Their responsibility will also be to make decisions when necessary, using the knowledge and expertise of all their employees. In addition, a successful manager must demonstrate good communication and interpersonal skills to exchange efficiently with employees, give them constructive feedback, and include them in the decision-making process.
Finally, today’s manager must facilitate cohesion within the team, care about the well-being of each employee, and show empathy and emotional intelligence. This is important because well-being influences motivation, engagement, and performance of workers, and ultimately the productivity of the entire company.
This blend of technical skills and soft skills equally applies to frontline managers, middle-level managers (middle management), and top managers (senior management). Whether you're a project manager, a marketing manager, or a chief executive officer, having emotional and people skills is as crucial as having a good understanding of the skills and expertise required to help your employees when needed.

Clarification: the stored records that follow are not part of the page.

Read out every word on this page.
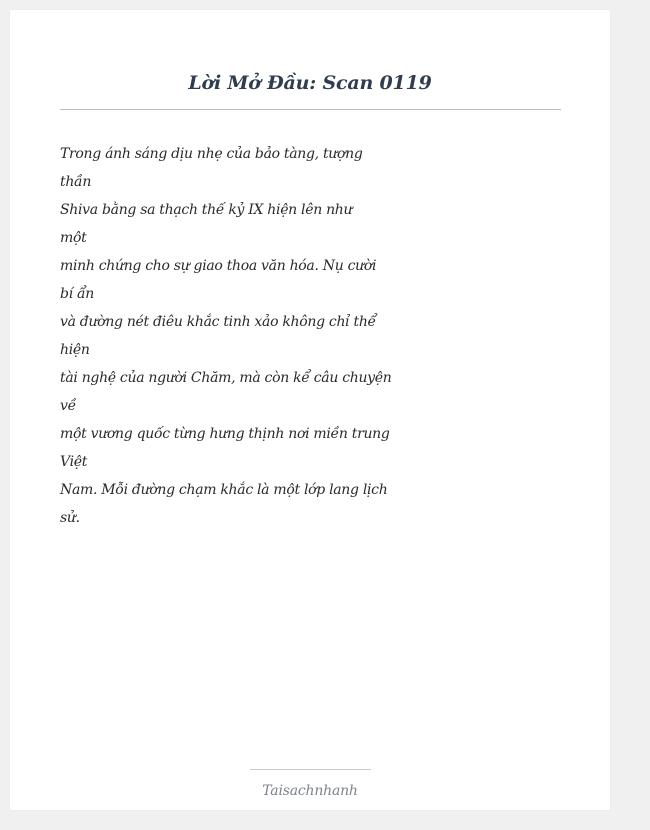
Lời Mở Đầu: Scan 0119

Trong ánh sáng dịu nhẹ của bảo tàng, tượng
thần
Shiva bằng sa thạch thế kỷ IX hiện lên như
một
minh chứng cho sự giao thoa văn hóa. Nụ cười
bí ẩn
và đường nét điêu khắc tinh xảo không chỉ thể
hiện
tài nghệ của người Chăm, mà còn kể câu chuyện
về
một vương quốc từng hưng thịnh nơi miền trung
Việt
Nam. Mỗi đường chạm khắc là một lớp lang lịch
sử.

Taisachnhanh
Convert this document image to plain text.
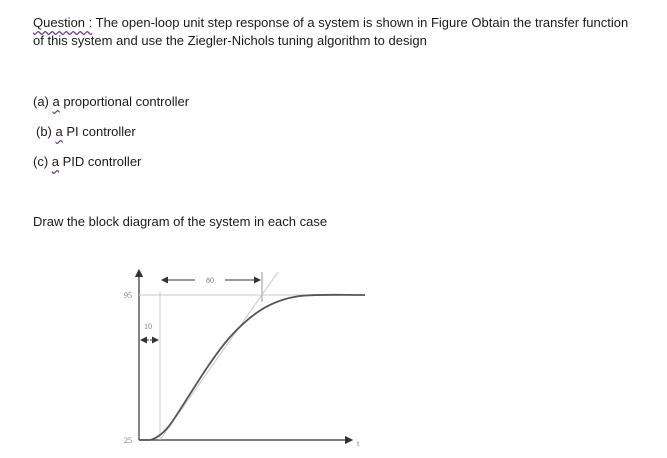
Question : The open-loop unit step response of a system is shown in Figure Obtain the transfer function
of this system and use the Ziegler-Nichols tuning algorithm to design
(a) a proportional controller
(b) a PI controller
(c) a PID controller
Draw the block diagram of the system in each case
80
10
95
25	t
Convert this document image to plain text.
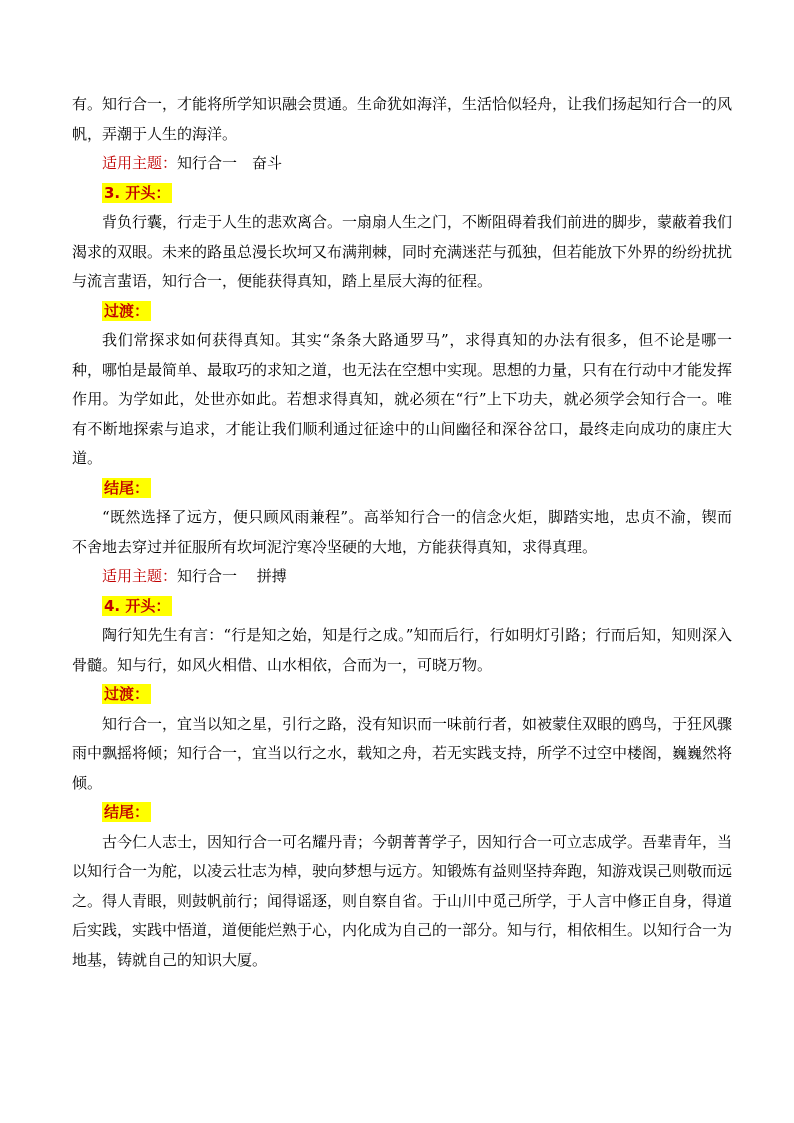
有。知行合一，才能将所学知识融会贯通。生命犹如海洋，生活恰似轻舟，让我们扬起知行合一的风帆，弄潮于人生的海洋。

适用主题：知行合一　奋斗

3. 开头：

背负行囊，行走于人生的悲欢离合。一扇扇人生之门，不断阻碍着我们前进的脚步，蒙蔽着我们渴求的双眼。未来的路虽总漫长坎坷又布满荆棘，同时充满迷茫与孤独，但若能放下外界的纷纷扰扰与流言蜚语，知行合一，便能获得真知，踏上星辰大海的征程。

过渡：

我们常探求如何获得真知。其实“条条大路通罗马”，求得真知的办法有很多，但不论是哪一种，哪怕是最简单、最取巧的求知之道，也无法在空想中实现。思想的力量，只有在行动中才能发挥作用。为学如此，处世亦如此。若想求得真知，就必须在“行”上下功夫，就必须学会知行合一。唯有不断地探索与追求，才能让我们顺利通过征途中的山间幽径和深谷岔口，最终走向成功的康庄大道。

结尾：

“既然选择了远方，便只顾风雨兼程”。高举知行合一的信念火炬，脚踏实地，忠贞不渝，锲而不舍地去穿过并征服所有坎坷泥泞寒冷坚硬的大地，方能获得真知，求得真理。

适用主题：知行合一　 拼搏

4. 开头：

陶行知先生有言：“行是知之始，知是行之成。”知而后行，行如明灯引路；行而后知，知则深入骨髓。知与行，如风火相借、山水相依，合而为一，可晓万物。

过渡：

知行合一，宜当以知之星，引行之路，没有知识而一味前行者，如被蒙住双眼的鸥鸟，于狂风骤雨中飘摇将倾；知行合一，宜当以行之水，载知之舟，若无实践支持，所学不过空中楼阁，巍巍然将倾。

结尾：

古今仁人志士，因知行合一可名耀丹青；今朝菁菁学子，因知行合一可立志成学。吾辈青年，当以知行合一为舵，以凌云壮志为棹，驶向梦想与远方。知锻炼有益则坚持奔跑，知游戏误己则敬而远之。得人青眼，则鼓帆前行；闻得谣逐，则自察自省。于山川中觅己所学，于人言中修正自身，得道后实践，实践中悟道，道便能烂熟于心，内化成为自己的一部分。知与行，相依相生。以知行合一为地基，铸就自己的知识大厦。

When the career path to manager is unclear, results-oriented and high-performing employees often find themselves suddenly promoted into the role – more for their technical strengths than their people management skills. Many of these accidental managers are then let loose on their teams without receiving the proper skills and training.
However, what I see in the field is a management system based on an ancestral subordination relationship, and technical and intellectual authority. This paradigm, which we consider old-fashioned, is still very much alive. It demonstrates the inconsistency between the desire to empower individuals and the need for superiority that many "managers" need to exercise through a management that is controlling instead of being motivating.
The manager’s role DOES NOT require the mastery of all the tasks performed by their teams – by “mastery”, we mean knowing how to do things for their employees. Yet too many top-level managers believe that knowing better than their teams is a required management skill, that it will allow them to establish and build a certain legitimacy in their eyes.
This belief stems from a need for a better understanding of the roles and key responsibilities of a manager with their teams, and of teams with their manager. This situation creates a gray area in which neither the manager nor the employee knows what to do.
The root of the issue is that the manager's job is rarely considered a job in its own right. The ambiguity of this role leads many managers to hide behind their technical competencies to establish their legitimacy and try to conceal their ignorance of a subject matter. It is not due to a lack of confidence in their teams but a lack of confidence in their own managerial competencies.
Successful managers don't have to know everything
Could a manager's ignorance be a real driver for teamwork, improving employees' knowledge and ultimately creating value for the entire business? Could we consider ignorance as an opportunity for good managers to strengthen their leader role within their teams?
To empower teams, shouldn't the manager use their ignorance to create exchanges, foster effective communication, and encourage the various stakeholders to master their roles and take responsibility within the team? This approach is appealing because it enables them to manager their time better and focus on what they are paid for, i.e., lead, guide, inspire, gather, and energize their teams around a shared vision to make them as efficient and productive as possible.
It also enhances the value of individual employees, with managers using their essential skills and challenging them without preconceived ideas on a technical approach to problem-solving.
To reduce the gray areas between managerial roles and employees' needs, and to empower managers to apply proactive management with confidence, companies must define the roles and responsibilities of each worker precisely, with full transparency. This can be done by the organization, by providing job descriptions for example, and by the manager during the new employees onboarding process. This practice helps avoid viewing ignorance as something negative.
For leaders to dramatically change their performance management approach, they must give managers the resources and training they need to meet the new requirements for employee development and improved performance.
Gallup, It’s the Manager
Moreover, it is the company's responsibility to accompany the people they have appointed as managers. By “accompanying”, I mean training them to manage human resources, developing their management skills, and supporting them in their new management activities.
So, shouldn't we lead managers to accept that they do not need to know everything, to understand that their ignorance can truly help their teams perform better?